1. Configuration File Structure
The configuration file is a JSON file that contains several key-value pairs. Each key represents a specific search criterion or setting, and the values define the parameters for that criterion. Here is a breakdown of the keys you can include in your configuration file:
Items within square brackets are combined with an AND operation, and between square brackets are OR operations.
2. Required Keys
2.1 config_tag:
Type: String Description: A unique identifier for the configuration. This tag is used to label the articles retrieved using this configuration.
2.2 list_authors:
Type: List of Strings Description: A list of author names to include in the search. If left empty, the search will not filter by authors.
2.3 list_categories:
Type: List of Strings Description: A list of arXiv categories to search within. Each category is represented by its arXiv identifier (e.g., "astro-ph.IM").
2.4 list_keywords_exclude:
Type: List of Lists of Strings Description: Keywords or phrases to exclude from the search. Articles containing any of these keywords will be filtered out.
2.5 list_keywords_include:
Type: List of Lists of Strings Description: Keywords or phrases to include in the search. The script uses set theory to match these keywords. Each sublist represents a set of keywords that must all be present in an article for it to be considered relevant.

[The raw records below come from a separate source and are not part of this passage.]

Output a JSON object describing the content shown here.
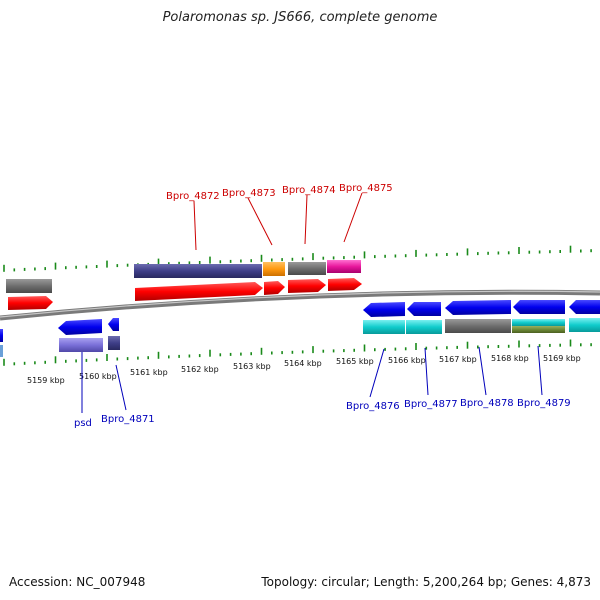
{
  "title": "Polaromonas sp. JS666, complete genome",
  "footer": {
    "accession": "Accession: NC_007948",
    "stats": "Topology: circular; Length: 5,200,264 bp; Genes: 4,873"
  },
  "kbp_labels": [
    "5159 kbp",
    "5160 kbp",
    "5161 kbp",
    "5162 kbp",
    "5163 kbp",
    "5164 kbp",
    "5165 kbp",
    "5166 kbp",
    "5167 kbp",
    "5168 kbp",
    "5169 kbp"
  ],
  "gene_labels": {
    "top": [
      "Bpro_4872",
      "Bpro_4873",
      "Bpro_4874",
      "Bpro_4875"
    ],
    "bottom": [
      "psd",
      "Bpro_4871",
      "Bpro_4876",
      "Bpro_4877",
      "Bpro_4878",
      "Bpro_4879"
    ]
  },
  "colors": {
    "forward_cds": "#ff0000",
    "reverse_cds": "#0000ee",
    "backbone": "#888888",
    "ticks": "#1a8a1a",
    "label_top": "#cc0000",
    "label_bottom": "#0000bb"
  }
}
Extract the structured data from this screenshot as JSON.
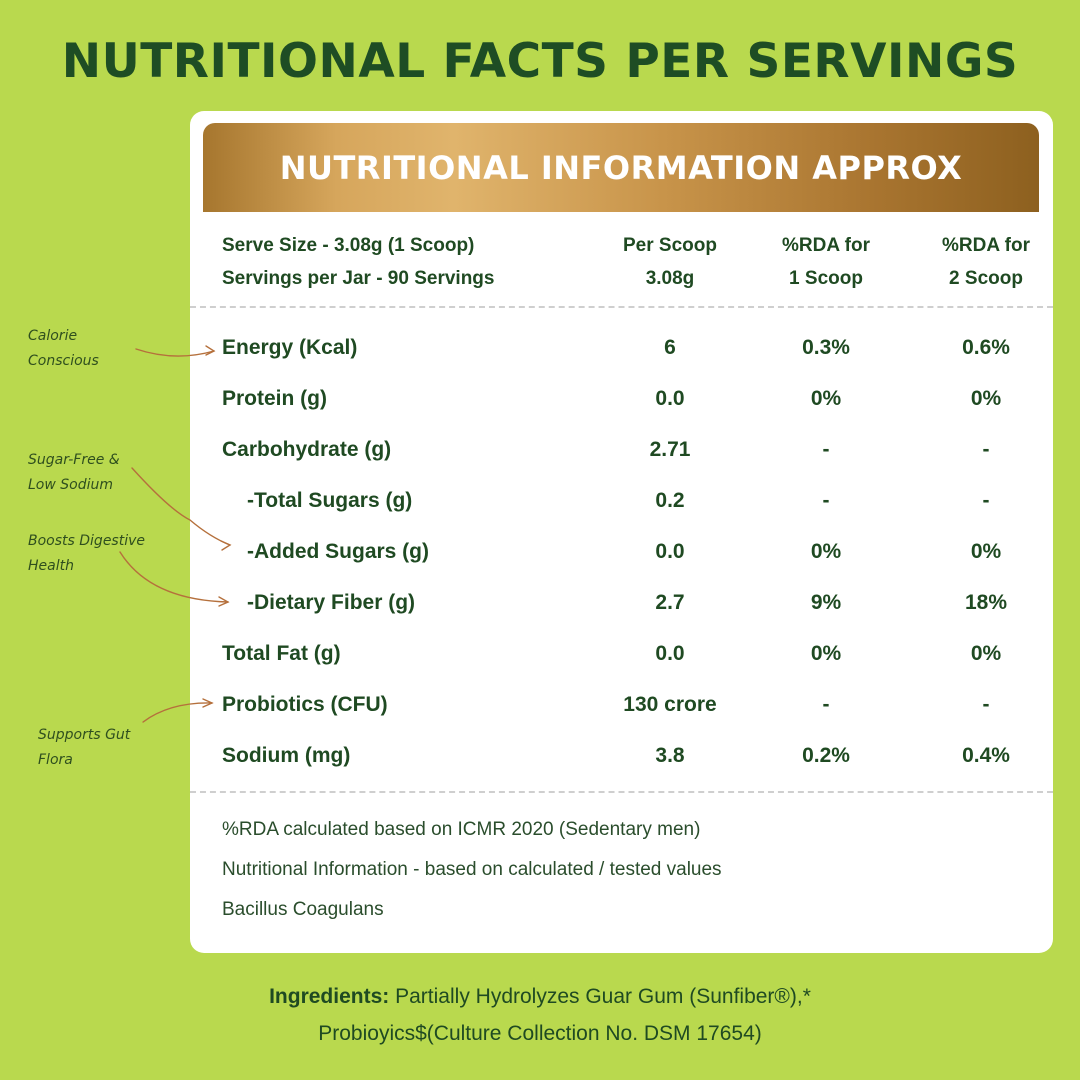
{
  "title": "NUTRITIONAL FACTS PER SERVINGS",
  "card": {
    "banner": "NUTRITIONAL INFORMATION APPROX",
    "header": {
      "serve_size": "Serve Size - 3.08g (1 Scoop)",
      "servings": "Servings per Jar - 90 Servings",
      "per_scoop_line1": "Per Scoop",
      "per_scoop_line2": "3.08g",
      "rda1_line1": "%RDA for",
      "rda1_line2": "1 Scoop",
      "rda2_line1": "%RDA for",
      "rda2_line2": "2 Scoop"
    },
    "rows": [
      {
        "name": "Energy (Kcal)",
        "per": "6",
        "rda1": "0.3%",
        "rda2": "0.6%"
      },
      {
        "name": "Protein (g)",
        "per": "0.0",
        "rda1": "0%",
        "rda2": "0%"
      },
      {
        "name": "Carbohydrate (g)",
        "per": "2.71",
        "rda1": "-",
        "rda2": "-"
      },
      {
        "name": "-Total Sugars (g)",
        "per": "0.2",
        "rda1": "-",
        "rda2": "-"
      },
      {
        "name": "-Added Sugars (g)",
        "per": "0.0",
        "rda1": "0%",
        "rda2": "0%"
      },
      {
        "name": "-Dietary Fiber (g)",
        "per": "2.7",
        "rda1": "9%",
        "rda2": "18%"
      },
      {
        "name": "Total Fat (g)",
        "per": "0.0",
        "rda1": "0%",
        "rda2": "0%"
      },
      {
        "name": "Probiotics (CFU)",
        "per": "130 crore",
        "rda1": "-",
        "rda2": "-"
      },
      {
        "name": "Sodium (mg)",
        "per": "3.8",
        "rda1": "0.2%",
        "rda2": "0.4%"
      }
    ],
    "notes": [
      "%RDA calculated based on ICMR 2020 (Sedentary men)",
      "Nutritional Information - based on calculated / tested values",
      "Bacillus Coagulans"
    ]
  },
  "annotations": {
    "calorie_1": "Calorie",
    "calorie_2": "Conscious",
    "sugar_1": "Sugar-Free &",
    "sugar_2": "Low Sodium",
    "digestive_1": "Boosts Digestive",
    "digestive_2": "Health",
    "gut_1": "Supports Gut",
    "gut_2": "Flora"
  },
  "ingredients": {
    "label": "Ingredients:",
    "line1": "Partially Hydrolyzes Guar Gum (Sunfiber®),*",
    "line2": "Probioyics$(Culture Collection No. DSM 17654)"
  },
  "colors": {
    "background": "#b9d94e",
    "text_dark_green": "#1f4a22",
    "banner_gold": "#c8944a",
    "card": "#ffffff"
  }
}
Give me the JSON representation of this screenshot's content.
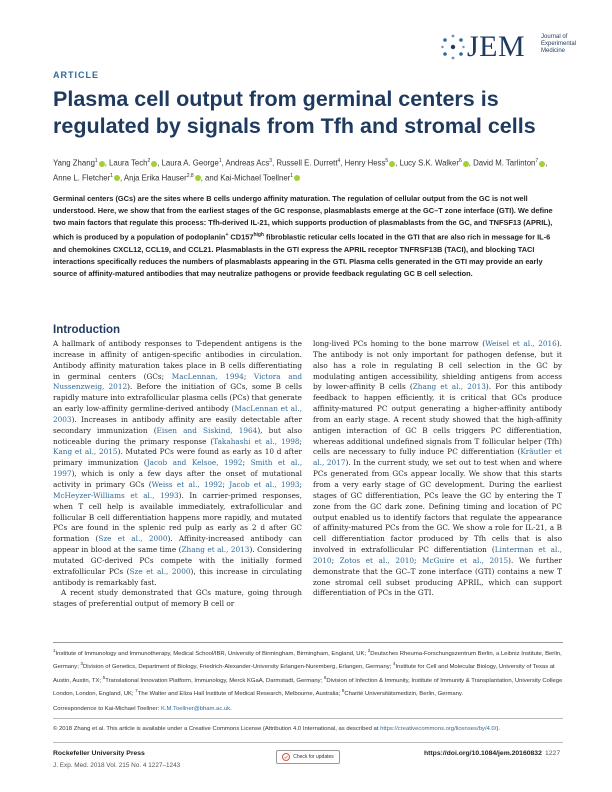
{
  "journal": {
    "logo_text": "JEM",
    "tagline": "Journal of Experimental Medicine"
  },
  "article_label": "ARTICLE",
  "title": "Plasma cell output from germinal centers is regulated by signals from Tfh and stromal cells",
  "authors": [
    {
      "name": "Yang Zhang",
      "aff": "1",
      "orcid": true
    },
    {
      "name": "Laura Tech",
      "aff": "2",
      "orcid": true
    },
    {
      "name": "Laura A. George",
      "aff": "1",
      "orcid": false
    },
    {
      "name": "Andreas Acs",
      "aff": "3",
      "orcid": false
    },
    {
      "name": "Russell E. Durrett",
      "aff": "4",
      "orcid": false
    },
    {
      "name": "Henry Hess",
      "aff": "5",
      "orcid": true
    },
    {
      "name": "Lucy S.K. Walker",
      "aff": "6",
      "orcid": true
    },
    {
      "name": "David M. Tarlinton",
      "aff": "7",
      "orcid": true
    },
    {
      "name": "Anne L. Fletcher",
      "aff": "1",
      "orcid": true
    },
    {
      "name": "Anja Erika Hauser",
      "aff": "2,8",
      "orcid": true
    },
    {
      "name": "Kai-Michael Toellner",
      "aff": "1",
      "orcid": true
    }
  ],
  "abstract": {
    "p1": "Germinal centers (GCs) are the sites where B cells undergo affinity maturation. The regulation of cellular output from the GC is not well understood. Here, we show that from the earliest stages of the GC response, plasmablasts emerge at the GC–T zone interface (GTI). We define two main factors that regulate this process: Tfh-derived IL-21, which supports production of plasmablasts from the GC, and TNFSF13 (APRIL), which is produced by a population of podoplanin",
    "sup1": "+",
    "p2": " CD157",
    "sup2": "high",
    "p3": " fibroblastic reticular cells located in the GTI that are also rich in message for IL-6 and chemokines CXCL12, CCL19, and CCL21. Plasmablasts in the GTI express the APRIL receptor TNFRSF13B (TACI), and blocking TACI interactions specifically reduces the numbers of plasmablasts appearing in the GTI. Plasma cells generated in the GTI may provide an early source of affinity-matured antibodies that may neutralize pathogens or provide feedback regulating GC B cell selection."
  },
  "intro": {
    "heading": "Introduction",
    "left_p1": [
      {
        "t": "A hallmark of antibody responses to T-dependent antigens is the increase in affinity of antigen-specific antibodies in circulation. Antibody affinity maturation takes place in B cells differentiating in germinal centers (GCs; "
      },
      {
        "t": "MacLennan, 1994",
        "link": true
      },
      {
        "t": "; "
      },
      {
        "t": "Victora and Nussenzweig, 2012",
        "link": true
      },
      {
        "t": "). Before the initiation of GCs, some B cells rapidly mature into extrafollicular plasma cells (PCs) that generate an early low-affinity germline-derived antibody ("
      },
      {
        "t": "MacLennan et al., 2003",
        "link": true
      },
      {
        "t": "). Increases in antibody affinity are easily detectable after secondary immunization ("
      },
      {
        "t": "Eisen and Siskind, 1964",
        "link": true
      },
      {
        "t": "), but also noticeable during the primary response ("
      },
      {
        "t": "Takahashi et al., 1998",
        "link": true
      },
      {
        "t": "; "
      },
      {
        "t": "Kang et al., 2015",
        "link": true
      },
      {
        "t": "). Mutated PCs were found as early as 10 d after primary immunization ("
      },
      {
        "t": "Jacob and Kelsoe, 1992",
        "link": true
      },
      {
        "t": "; "
      },
      {
        "t": "Smith et al., 1997",
        "link": true
      },
      {
        "t": "), which is only a few days after the onset of mutational activity in primary GCs ("
      },
      {
        "t": "Weiss et al., 1992",
        "link": true
      },
      {
        "t": "; "
      },
      {
        "t": "Jacob et al., 1993",
        "link": true
      },
      {
        "t": "; "
      },
      {
        "t": "McHeyzer-Williams et al., 1993",
        "link": true
      },
      {
        "t": "). In carrier-primed responses, when T cell help is available immediately, extrafollicular and follicular B cell differentiation happens more rapidly, and mutated PCs are found in the splenic red pulp as early as 2 d after GC formation ("
      },
      {
        "t": "Sze et al., 2000",
        "link": true
      },
      {
        "t": "). Affinity-increased antibody can appear in blood at the same time ("
      },
      {
        "t": "Zhang et al., 2013",
        "link": true
      },
      {
        "t": "). Considering mutated GC-derived PCs compete with the initially formed extrafollicular PCs ("
      },
      {
        "t": "Sze et al., 2000",
        "link": true
      },
      {
        "t": "), this increase in circulating antibody is remarkably fast."
      }
    ],
    "left_p2": "A recent study demonstrated that GCs mature, going through stages of preferential output of memory B cell or",
    "right_p1": [
      {
        "t": "long-lived PCs homing to the bone marrow ("
      },
      {
        "t": "Weisel et al., 2016",
        "link": true
      },
      {
        "t": "). The antibody is not only important for pathogen defense, but it also has a role in regulating B cell selection in the GC by modulating antigen accessibility, shielding antigens from access by lower-affinity B cells ("
      },
      {
        "t": "Zhang et al., 2013",
        "link": true
      },
      {
        "t": "). For this antibody feedback to happen efficiently, it is critical that GCs produce affinity-matured PC output generating a higher-affinity antibody from an early stage. A recent study showed that the high-affinity antigen interaction of GC B cells triggers PC differentiation, whereas additional undefined signals from T follicular helper (Tfh) cells are necessary to fully induce PC differentiation ("
      },
      {
        "t": "Kräutler et al., 2017",
        "link": true
      },
      {
        "t": "). In the current study, we set out to test when and where PCs generated from GCs appear locally. We show that this starts from a very early stage of GC development. During the earliest stages of GC differentiation, PCs leave the GC by entering the T zone from the GC dark zone. Defining timing and location of PC output enabled us to identify factors that regulate the appearance of affinity-matured PCs from the GC. We show a role for IL-21, a B cell differentiation factor produced by Tfh cells that is also involved in extrafollicular PC differentiation ("
      },
      {
        "t": "Linterman et al., 2010",
        "link": true
      },
      {
        "t": "; "
      },
      {
        "t": "Zotos et al., 2010",
        "link": true
      },
      {
        "t": "; "
      },
      {
        "t": "McGuire et al., 2015",
        "link": true
      },
      {
        "t": "). We further demonstrate that the GC–T zone interface (GTI) contains a new T zone stromal cell subset producing APRIL, which can support differentiation of PCs in the GTI."
      }
    ]
  },
  "affiliations": [
    {
      "n": "1",
      "t": "Institute of Immunology and Immunotherapy, Medical School/IBR, University of Birmingham, Birmingham, England, UK;"
    },
    {
      "n": "2",
      "t": "Deutsches Rheuma-Forschungszentrum Berlin, a Leibniz Institute, Berlin, Germany;"
    },
    {
      "n": "3",
      "t": "Division of Genetics, Department of Biology, Friedrich-Alexander-University Erlangen-Nuremberg, Erlangen, Germany;"
    },
    {
      "n": "4",
      "t": "Institute for Cell and Molecular Biology, University of Texas at Austin, Austin, TX;"
    },
    {
      "n": "5",
      "t": "Translational Innovation Platform, Immunology, Merck KGaA, Darmstadt, Germany;"
    },
    {
      "n": "6",
      "t": "Division of Infection & Immunity, Institute of Immunity & Transplantation, University College London, London, England, UK;"
    },
    {
      "n": "7",
      "t": "The Walter and Eliza Hall Institute of Medical Research, Melbourne, Australia;"
    },
    {
      "n": "8",
      "t": "Charité Universitätsmedizin, Berlin, Germany."
    }
  ],
  "correspondence": {
    "prefix": "Correspondence to Kai-Michael Toellner: ",
    "email": "K.M.Toellner@bham.ac.uk",
    "suffix": "."
  },
  "license": {
    "text": "© 2018 Zhang et al. This article is available under a Creative Commons License (Attribution 4.0 International, as described at ",
    "url": "https://creativecommons.org/licenses/by/4.0/",
    "end": ")."
  },
  "footer": {
    "publisher": "Rockefeller University Press",
    "citation": "J. Exp. Med. 2018 Vol. 215 No. 4   1227–1243",
    "check_updates": "Check for updates",
    "doi": "https://doi.org/10.1084/jem.20160832",
    "page": "1227"
  },
  "colors": {
    "title": "#1f3a5f",
    "link": "#2f6b9a",
    "orcid": "#a6ce39"
  },
  "icons": [
    "jem-logo-icon",
    "orcid-icon",
    "check-for-updates-icon"
  ]
}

3 Example Configuration Files
Here are two example configuration files:
3.1 Quantum Optics Configuration
{
"config_tag": "QuantumOptics",
"list_authors": [],
"list_categories": ["astro-ph.IM", "physics.optics", "eess.SP"],
"list_keywords_exclude": [],
"list_keywords_include": [
["qubit"],
["QKD"],
["quantum", "key", "distribution"],
["quantum", "communication"]
]
}
This will search for articles with the keywords "qubit" OR "QKD" OR ("quantum" and "key" and "distribution") OR ("quantum" AND "communication")
3.2 FSOC Configuration
{
"config_tag": "FSOC",
"list_authors": [],
"list_categories": ["astro-ph.IM", "physics.optics", "eess.SP"],
"list_keywords_exclude": [],
"list_keywords_include": [
["adaptive", "optics"],
[["atmosphere", "atmospheric"], "turbulence"],
["wavefront", "sensor"],
["free", "space"],
["optical", "communication"]
]
}
This will search for articles with ("adaptive" AND "optics") OR ( ("atmosphere" or "atmospherioc") AND "turbulence"), or ("wavefront" and "sensor") or ("free" and "space") or ("optical" and "communication").
4 How to Use the Configuration
- Create a JSON file: Write your configuration in a JSON file, following the structure and examples provided above. Place the file in the correct directory: Ensure the JSON file is located in the directory specified by the CONFIG_DIRECTORY in your script. Run the script: Execute the search_arxiv.py script. It will read the configuration file, perform the search based on the specified criteria, and output the results as configured. By following these steps, you can customize the search behavior of the script to suit your specific research needs.